A l'instar des Shadoks, la britneysphere donne l'impression de ne posséder que quatre cases . Comme les oiseaux de Rouxel, elle semble devoir en vider une lorsqu'un cinquième thème émerge. Les quatre cases s'intitulent :
- iphone
- google.
Twitter : le service n'a jamais été rentable et, dans sa configuration actuelle, ne le sera probablement jamais. Twitter brûle l'argent des venture capitalists. Malgré cela, la blogosphère lui déroule le tapis rouge et n'importe quelle bidouille ajoutée se trouve répercutée aux quatre coins de la britneysphere (je sais, une sphère n'a pas de coin, mais puisqu'on y lit n'importe quoi, je ne vois pas pourquoi me gêner). Expression ultime des egos hypertrophiés, 90% de son contenu est considéré comme junk.

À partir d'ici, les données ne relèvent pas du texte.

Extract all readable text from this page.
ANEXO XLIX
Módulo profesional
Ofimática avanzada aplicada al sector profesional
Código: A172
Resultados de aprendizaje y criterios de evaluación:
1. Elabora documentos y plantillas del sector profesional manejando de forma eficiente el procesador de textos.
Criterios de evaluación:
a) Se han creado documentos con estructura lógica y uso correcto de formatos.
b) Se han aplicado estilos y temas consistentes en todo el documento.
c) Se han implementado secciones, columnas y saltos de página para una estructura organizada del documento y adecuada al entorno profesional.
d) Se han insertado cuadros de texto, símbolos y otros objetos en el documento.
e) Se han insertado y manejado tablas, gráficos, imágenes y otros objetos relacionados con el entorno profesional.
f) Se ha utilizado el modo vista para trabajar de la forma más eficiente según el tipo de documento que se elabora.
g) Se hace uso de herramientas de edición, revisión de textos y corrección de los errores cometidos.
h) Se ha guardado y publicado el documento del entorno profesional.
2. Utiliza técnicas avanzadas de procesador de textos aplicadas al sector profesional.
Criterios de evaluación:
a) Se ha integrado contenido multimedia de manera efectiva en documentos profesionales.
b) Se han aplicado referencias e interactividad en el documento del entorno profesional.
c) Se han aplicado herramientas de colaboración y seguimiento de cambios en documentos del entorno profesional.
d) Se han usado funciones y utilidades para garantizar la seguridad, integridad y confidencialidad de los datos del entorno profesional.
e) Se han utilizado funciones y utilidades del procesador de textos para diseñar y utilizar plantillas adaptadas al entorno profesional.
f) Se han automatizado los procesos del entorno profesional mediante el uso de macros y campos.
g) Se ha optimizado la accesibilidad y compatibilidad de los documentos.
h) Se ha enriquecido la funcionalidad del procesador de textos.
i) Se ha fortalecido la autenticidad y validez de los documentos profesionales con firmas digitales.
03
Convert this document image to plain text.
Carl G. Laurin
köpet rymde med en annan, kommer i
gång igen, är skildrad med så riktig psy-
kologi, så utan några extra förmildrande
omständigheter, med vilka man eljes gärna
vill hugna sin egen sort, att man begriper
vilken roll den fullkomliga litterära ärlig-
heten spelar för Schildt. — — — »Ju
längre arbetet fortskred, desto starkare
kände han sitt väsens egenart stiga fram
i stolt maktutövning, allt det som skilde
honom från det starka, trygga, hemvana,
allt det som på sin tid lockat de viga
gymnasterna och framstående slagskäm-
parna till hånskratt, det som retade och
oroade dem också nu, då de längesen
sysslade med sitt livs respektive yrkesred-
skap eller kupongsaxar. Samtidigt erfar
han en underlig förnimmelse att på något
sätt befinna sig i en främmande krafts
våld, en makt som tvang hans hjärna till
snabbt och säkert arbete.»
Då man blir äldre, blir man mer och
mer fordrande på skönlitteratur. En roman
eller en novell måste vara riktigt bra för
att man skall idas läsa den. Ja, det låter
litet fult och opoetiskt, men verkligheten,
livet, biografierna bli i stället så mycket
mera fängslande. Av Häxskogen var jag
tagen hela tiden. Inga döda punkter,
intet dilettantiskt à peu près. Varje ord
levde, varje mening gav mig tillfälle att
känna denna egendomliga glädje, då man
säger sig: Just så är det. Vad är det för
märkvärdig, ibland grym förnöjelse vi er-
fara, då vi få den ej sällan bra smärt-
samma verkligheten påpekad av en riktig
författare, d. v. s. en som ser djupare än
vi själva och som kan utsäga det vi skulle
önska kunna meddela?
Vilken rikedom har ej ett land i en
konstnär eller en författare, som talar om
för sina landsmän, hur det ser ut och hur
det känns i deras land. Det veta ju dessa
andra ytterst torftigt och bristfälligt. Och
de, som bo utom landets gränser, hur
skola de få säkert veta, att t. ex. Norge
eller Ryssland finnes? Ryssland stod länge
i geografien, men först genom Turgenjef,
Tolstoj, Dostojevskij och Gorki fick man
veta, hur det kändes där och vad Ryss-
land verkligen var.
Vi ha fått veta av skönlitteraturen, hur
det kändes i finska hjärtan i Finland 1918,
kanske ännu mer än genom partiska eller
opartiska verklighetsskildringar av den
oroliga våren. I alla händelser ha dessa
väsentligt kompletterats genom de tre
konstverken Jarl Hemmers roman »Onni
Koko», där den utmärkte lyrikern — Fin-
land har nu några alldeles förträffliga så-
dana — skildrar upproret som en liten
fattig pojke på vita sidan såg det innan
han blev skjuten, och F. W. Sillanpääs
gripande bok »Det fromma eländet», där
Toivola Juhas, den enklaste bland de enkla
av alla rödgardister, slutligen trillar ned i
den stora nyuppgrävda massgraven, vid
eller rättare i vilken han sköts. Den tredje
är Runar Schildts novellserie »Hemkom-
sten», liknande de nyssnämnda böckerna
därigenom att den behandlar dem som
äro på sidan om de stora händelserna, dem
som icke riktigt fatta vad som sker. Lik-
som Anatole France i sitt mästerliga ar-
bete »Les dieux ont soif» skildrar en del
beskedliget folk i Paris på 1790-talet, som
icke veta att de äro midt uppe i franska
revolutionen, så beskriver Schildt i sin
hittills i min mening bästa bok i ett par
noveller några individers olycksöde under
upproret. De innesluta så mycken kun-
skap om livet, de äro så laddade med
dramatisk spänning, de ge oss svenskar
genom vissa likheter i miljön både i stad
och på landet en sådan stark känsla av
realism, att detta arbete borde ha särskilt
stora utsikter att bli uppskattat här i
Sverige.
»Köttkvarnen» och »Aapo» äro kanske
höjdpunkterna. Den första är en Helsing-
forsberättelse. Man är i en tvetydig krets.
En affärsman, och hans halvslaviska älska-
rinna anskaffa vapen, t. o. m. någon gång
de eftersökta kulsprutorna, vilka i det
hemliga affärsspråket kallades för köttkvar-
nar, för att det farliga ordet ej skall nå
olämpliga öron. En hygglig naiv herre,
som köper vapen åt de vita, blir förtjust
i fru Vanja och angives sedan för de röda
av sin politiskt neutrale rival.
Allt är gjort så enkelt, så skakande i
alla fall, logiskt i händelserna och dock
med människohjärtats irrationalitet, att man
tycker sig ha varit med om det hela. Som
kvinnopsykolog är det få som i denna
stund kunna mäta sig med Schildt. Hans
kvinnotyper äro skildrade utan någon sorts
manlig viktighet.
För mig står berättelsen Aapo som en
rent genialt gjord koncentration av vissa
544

Iphone : de prime abord, nous préférerions que l'on dissertât (clâââsse) de l'impact des smartphones sur l'informatique nomade. Mais ça, ça provoque une surchauffe neuronale grave chez l'auteur. Donc, de mashable à InternetNews, pas moyen de passer une soirée sans le téléphone avec un morceau de pomme. Etrange, personne ne rappelle que ses prorpriétaires ne sont en fait que locataires : la bande à Jobs peut supprimer n'importe quelle application sur n'importe quel iPhone n'importe où dans le monde. A son bon plaisir et tant pis pour vous, vous n'aviez qu'à lire le contrat.
Facebook : la dernière bonne nouvelle c'est que les ados commencent à quitter et que la proportion des +40 augmente. Bref, fesse-bouc pourrait commencer à devenir ringard. Si ça peut relever le niveau...
Google : Big Broogle est devenu un proxy pour Internet. A la fois moteur de recherche, serveur de messagerie, organiseur, suite office, messagerie instantanée, carte géographique, cloud,... Bref, si un soir vous manquez d'inspiration, un petit tour sur leur blog et vous voilà de retour parmi les geeks, parmi ceux qui parlent d'un truc parce qu'ils l'ont lu ailleurs.
On touche peut être au fond du problème : la nécessité de compter (dans les deux sens). Pour justifier le prix des annonces, il faut pondre. Tous les jours. Semaine après semaine. Mois après mois. Sinon, plus de respect de ses pairs, plus de sponsors, plus de sous.
Bref, tout cela contribue au nivellement par le bas, à la transformation de la blogosphère en britneysphere. Sans le charme de celles-ci.
Ici, il n'y aura jamais de sponsor. On dira toujours ce qu'on pense, surtout si c'est politiquement incorrect. D'ailleurs demain, on parlera de … google.